Torrential rains have lashed much of East Africa, triggering flooding and
landslides that has destroyed crops, swallowed homes, and displaced hundreds
of thousands of people.
Some 210 people have died in Kenya "due to severe weather conditions," the
interior ministry said in a statement, with 22 killed in the past 24 hours.
More than 165,000 people had been uprooted from their home, it added and 90
others missing, raising fears that the toll could rise higher.

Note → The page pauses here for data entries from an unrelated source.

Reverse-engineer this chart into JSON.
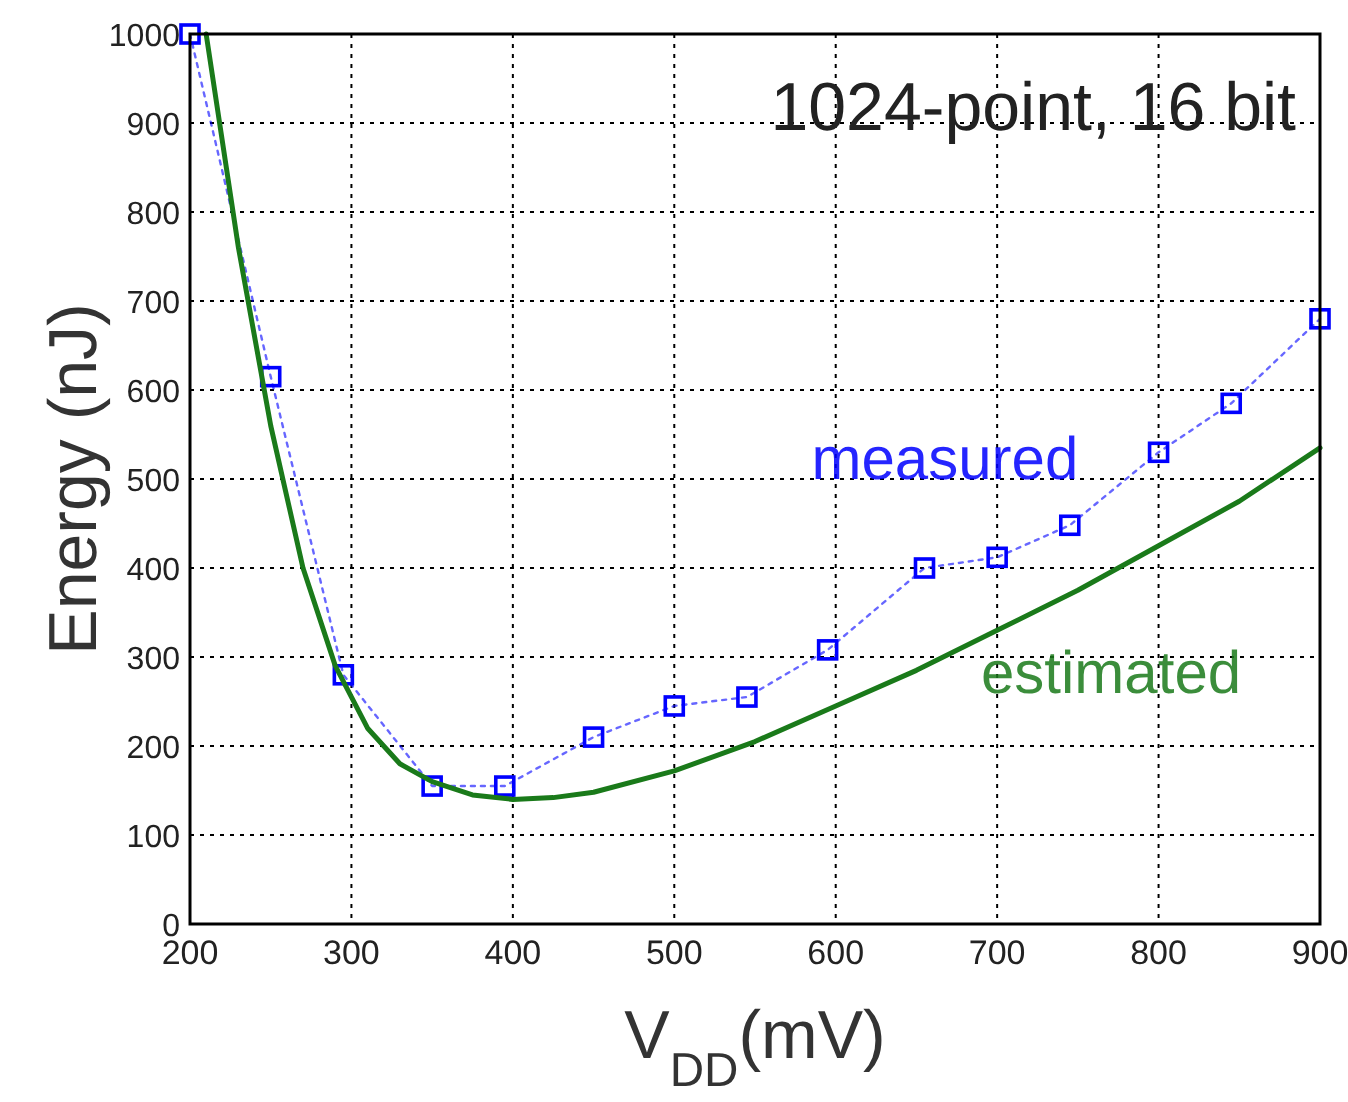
{
  "chart_data": {
    "type": "line",
    "xlabel": "V$_{DD}$(mV)",
    "ylabel": "Energy (nJ)",
    "annotations": [
      "1024-point, 16 bit"
    ],
    "xlim": [
      200,
      900
    ],
    "ylim": [
      0,
      1000
    ],
    "xticks": [
      200,
      300,
      400,
      500,
      600,
      700,
      800,
      900
    ],
    "yticks": [
      0,
      100,
      200,
      300,
      400,
      500,
      600,
      700,
      800,
      900,
      1000
    ],
    "grid": true,
    "series": [
      {
        "name": "measured",
        "color": "#0000ff",
        "marker": "square",
        "line_style": "dotted",
        "x": [
          200,
          250,
          295,
          350,
          395,
          450,
          500,
          545,
          595,
          655,
          700,
          745,
          800,
          845,
          900
        ],
        "values": [
          1000,
          615,
          280,
          155,
          155,
          210,
          245,
          255,
          308,
          400,
          412,
          448,
          530,
          585,
          680
        ]
      },
      {
        "name": "estimated",
        "color": "#1a7a1a",
        "marker": "none",
        "line_style": "solid",
        "x": [
          210,
          230,
          250,
          270,
          290,
          310,
          330,
          350,
          375,
          400,
          425,
          450,
          500,
          550,
          600,
          650,
          700,
          750,
          800,
          850,
          900
        ],
        "values": [
          1000,
          760,
          560,
          400,
          290,
          220,
          180,
          160,
          145,
          140,
          142,
          148,
          172,
          205,
          245,
          285,
          330,
          375,
          425,
          475,
          535
        ]
      }
    ]
  }
}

Kenya and neighbouring Tanzania, where at least 155 people have been killed
in flooding, are bracing for cyclone Hidaya, bringing heavy rain, wind and
waves to their coasts.
Tanzanian authorities warned Friday that Hidaya had "strengthened to reach
the status of a full-fledged cyclone," at 3:00 am local time (0000GMT) when
it was some 400 kilometres (248 miles) from the southeastern city of Mtwara.
"Cyclone Hidaya has continued to strengthen further, with wind speeds
increasing to about 130 kilometres per hour," they said in a weather
bulletin.
Kenya's interior ministry forecast that the cyclone was likely to "bring
strong winds and large ocean waves, with heavy rainfall" expected to hit the
coast starting Sunday.
The heavier than usual rains have also claimed at least 29 lives in Burundi,
with 175 people injured, and tens of thousands displaced since September last
year, the United Nations said.
The rains have been amplified by the El Nino weather pattern -- a naturally
occurring climate phenomenon typically associated with increased heat
worldwide, leading to drought in some parts of the world and heavy downpours
elsewhere.
Late last year, more than 300 people died in rains and floods in Kenya,
Somalia and Ethiopia, just as the region was trying to recover from its worst
drought in four decades.
Cyclone season in the southwest of the Indian Ocean normally lasts from
November to April and sees around a dozen storms each year.